A maior novidade nas eleições foi o lançamento da candidatura do ex-juiz Sergio Moro. Sua filiação ao Podemos pôs fim a meses de especulação. Os números respeitáveis de intenção de votos que obteve na largada (7,5% no voto estimulado, pela Sensus/ISTOÉ ) indicam que sua imagem de herói da moralidade e do combate à corrupção ainda é forte. Mas tem contra si as acusações de parcialidade na operação Lava Jato e a problemática passagem pelo governo Bolsonaro, quando seus projetos contra a criminalidade fracassaram e rompeu com o bolsonarismo. Moro precisará lidar com as acusações da esquerda e da direita e firmar-se na terceira via com um projeto consistente de poder. O lançamento do livro Contra o sistema da corrupção tenta defender seu legado e justificar sua trajetória, mas não resolve essas dificuldades.

Até o momento, Moro tem capitalizado setores que estão insatisfeitos com os dois polos da disputa (Lula e Bolsonaro). O presidente teme, com razão, que o ex-juiz prejudique especialmente sua candidatura, já que os dois disputam o eleitorado conservador e lavajatista. Mas a falta de traquejo político e de interlocução com parlamentares (meio em que coleciona inimigos) são obstáculos para consolidar a campanha e ganhar tração eleitoral. Se ele contar apenas com o Podemos, terá apenas 27 segundos de propaganda eleitoral. Dependeria de uma coligação com o União Brasil (ainda improvável), que daria um tempo aproximado de 1 minuto e 50 segundos. Até o início do próximo ano, Moro precisará passar pelo difícil teste do corpo a corpo eleitoral. “O grande problema é que vai sofrer uma campanha de ataque bem pesada da esquerda, pela prisão do Lula, e pela direita, que entende que é um traidor de Bolsonaro. Corre o mesmo risco da Marina Silva, que em 2014 apanhou dos dois lado”, avalia Bruno Carazza, professor do Ibmec e da Fundação Dom Cabral.

REALIZAÇÕES João Doria no novo Museu do Ipiranga, vitrine de sua gestão (Crédito:Divulgação)

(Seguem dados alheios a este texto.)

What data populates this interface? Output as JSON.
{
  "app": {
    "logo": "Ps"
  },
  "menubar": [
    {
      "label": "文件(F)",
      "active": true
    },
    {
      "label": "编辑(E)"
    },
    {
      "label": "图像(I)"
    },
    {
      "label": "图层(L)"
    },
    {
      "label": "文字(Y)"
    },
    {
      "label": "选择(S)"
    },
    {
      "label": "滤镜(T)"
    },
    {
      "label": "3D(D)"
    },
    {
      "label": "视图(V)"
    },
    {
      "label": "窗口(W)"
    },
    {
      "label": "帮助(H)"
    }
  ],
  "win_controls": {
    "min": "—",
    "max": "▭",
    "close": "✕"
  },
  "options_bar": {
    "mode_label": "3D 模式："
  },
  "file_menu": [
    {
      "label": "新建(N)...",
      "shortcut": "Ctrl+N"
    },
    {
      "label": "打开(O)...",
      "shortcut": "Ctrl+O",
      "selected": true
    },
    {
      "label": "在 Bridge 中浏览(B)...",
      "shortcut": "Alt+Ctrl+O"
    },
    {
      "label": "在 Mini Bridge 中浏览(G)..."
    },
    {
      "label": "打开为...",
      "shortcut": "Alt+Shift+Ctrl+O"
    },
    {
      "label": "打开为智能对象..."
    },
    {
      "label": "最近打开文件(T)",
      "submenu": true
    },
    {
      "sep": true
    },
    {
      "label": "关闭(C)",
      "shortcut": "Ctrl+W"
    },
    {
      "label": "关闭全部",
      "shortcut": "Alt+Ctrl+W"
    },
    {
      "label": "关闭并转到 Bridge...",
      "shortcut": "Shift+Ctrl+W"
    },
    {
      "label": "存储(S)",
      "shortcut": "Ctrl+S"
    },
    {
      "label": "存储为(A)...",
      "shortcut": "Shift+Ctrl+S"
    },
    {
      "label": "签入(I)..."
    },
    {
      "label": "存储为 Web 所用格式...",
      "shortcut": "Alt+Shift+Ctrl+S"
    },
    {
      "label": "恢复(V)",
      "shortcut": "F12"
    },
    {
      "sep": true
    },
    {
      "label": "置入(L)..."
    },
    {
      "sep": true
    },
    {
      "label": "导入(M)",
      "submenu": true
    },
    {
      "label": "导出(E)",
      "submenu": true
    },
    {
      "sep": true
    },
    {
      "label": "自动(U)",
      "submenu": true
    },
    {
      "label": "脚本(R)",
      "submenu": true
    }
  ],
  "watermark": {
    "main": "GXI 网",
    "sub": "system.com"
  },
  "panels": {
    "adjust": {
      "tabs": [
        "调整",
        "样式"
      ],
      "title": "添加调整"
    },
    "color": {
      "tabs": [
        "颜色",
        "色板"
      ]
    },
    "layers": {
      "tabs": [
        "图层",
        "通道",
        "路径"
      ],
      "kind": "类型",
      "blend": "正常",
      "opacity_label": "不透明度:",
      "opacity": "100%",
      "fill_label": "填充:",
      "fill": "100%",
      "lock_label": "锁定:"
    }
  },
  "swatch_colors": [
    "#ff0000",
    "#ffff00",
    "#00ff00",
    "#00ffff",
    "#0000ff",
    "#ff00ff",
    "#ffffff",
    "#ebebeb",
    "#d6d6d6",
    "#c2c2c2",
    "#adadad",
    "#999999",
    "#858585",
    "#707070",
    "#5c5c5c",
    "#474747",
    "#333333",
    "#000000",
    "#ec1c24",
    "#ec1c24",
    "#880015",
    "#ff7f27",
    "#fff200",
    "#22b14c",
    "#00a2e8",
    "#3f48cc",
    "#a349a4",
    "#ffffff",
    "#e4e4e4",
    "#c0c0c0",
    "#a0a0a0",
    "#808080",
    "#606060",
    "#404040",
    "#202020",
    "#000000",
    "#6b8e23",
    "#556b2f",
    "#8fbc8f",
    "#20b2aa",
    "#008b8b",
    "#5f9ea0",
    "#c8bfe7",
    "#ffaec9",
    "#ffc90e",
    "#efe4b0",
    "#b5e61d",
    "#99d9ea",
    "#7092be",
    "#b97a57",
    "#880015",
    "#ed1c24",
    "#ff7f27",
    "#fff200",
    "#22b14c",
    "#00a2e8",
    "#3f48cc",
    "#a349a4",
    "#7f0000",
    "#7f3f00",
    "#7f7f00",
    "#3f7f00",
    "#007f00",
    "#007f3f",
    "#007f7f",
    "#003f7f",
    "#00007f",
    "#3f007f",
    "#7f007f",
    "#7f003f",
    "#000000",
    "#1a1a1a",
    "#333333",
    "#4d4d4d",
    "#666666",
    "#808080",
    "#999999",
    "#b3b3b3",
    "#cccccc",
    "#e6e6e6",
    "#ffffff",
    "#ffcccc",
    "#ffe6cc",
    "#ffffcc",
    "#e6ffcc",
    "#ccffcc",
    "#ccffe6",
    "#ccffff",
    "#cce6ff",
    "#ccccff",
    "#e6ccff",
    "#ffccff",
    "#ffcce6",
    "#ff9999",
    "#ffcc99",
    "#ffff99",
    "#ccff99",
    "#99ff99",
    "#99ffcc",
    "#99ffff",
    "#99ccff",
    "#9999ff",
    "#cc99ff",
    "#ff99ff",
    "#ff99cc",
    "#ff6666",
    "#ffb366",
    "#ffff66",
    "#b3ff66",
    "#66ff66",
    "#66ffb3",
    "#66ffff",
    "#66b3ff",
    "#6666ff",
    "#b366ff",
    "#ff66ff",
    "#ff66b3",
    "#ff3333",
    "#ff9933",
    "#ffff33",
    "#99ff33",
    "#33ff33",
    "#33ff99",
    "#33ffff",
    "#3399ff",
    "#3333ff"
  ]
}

O papel de aglutinador da terceira via poderá ser conquistado pelo governador de São Paulo, João Doria, que tende a reunir o maior número de seguidores nesse grupo em uma campanha com capilaridade nacional. Na corrida de obstáculos para selar sua candidatura, ele conseguiu mais uma vez uma importante vitória ao vencer as prévias do PSDB, que só ocorreram por sua insistência. Foi o único processo do gênero entre os grandes partidos, e a terceira vez em que Doria é escolhido pelos tucanos para cargos majoritários. Com isso, enquadrou na prática a ala do partido que apoia Bolsonaro. “O Doria precisa recuperar o espaço do PSDB na política. A primeira tarefa é recuperar a ideia de que o partido reformista é o PSDB, uma legenda que consegue dialogar com grupos econômicos, fazer projetos de longo prazo”, analisa o cientista político Rafael Cortez.

O paulista usará a imagem de alguém que já tem uma ampla experiência na gestão pública e privada. Tem como vitrine um impressionante conjunto de obras a apresentar no próximo ano, além da gestão econômica que fez o PIB do estado se destacar em relação ao resto do País. Um ativo fundamental, reconhecido nacionalmente até pelos adversários, é ter sido o pioneiro da vacinação, com a introdução da Coronavac. Também realizou na prática o que Bolsonaro e Paulo Guedes prometeram e nunca fizeram: uma administração liberal na economia, com choque de gestão, privatizações e modernização na máquina pública. Doria conciliou isso com grandes investimentos em educação, saúde e programas sociais, uma prática que deve embasar seu programa para a campanha. O desafio para o governador é converter essas conquistas em intenções de votos. Atualmente, ele é o quinto colocado na preferência entre os eleitores. Até o momento, priorizou a batalha interna no partido e as conversas preliminares com outros nomes da terceira via (incluindo o próprio Moro e o ex-ministro Luiz Henrique Mandetta). Daqui em diante, aposta em pavimentar o caminho ao Planalto com uma estratégia de comunicação ambiciosa, de baixo para cima – como, aliás, fez nas disputas vitoriosas para a Prefeitura de São Paulo e o governo do estado.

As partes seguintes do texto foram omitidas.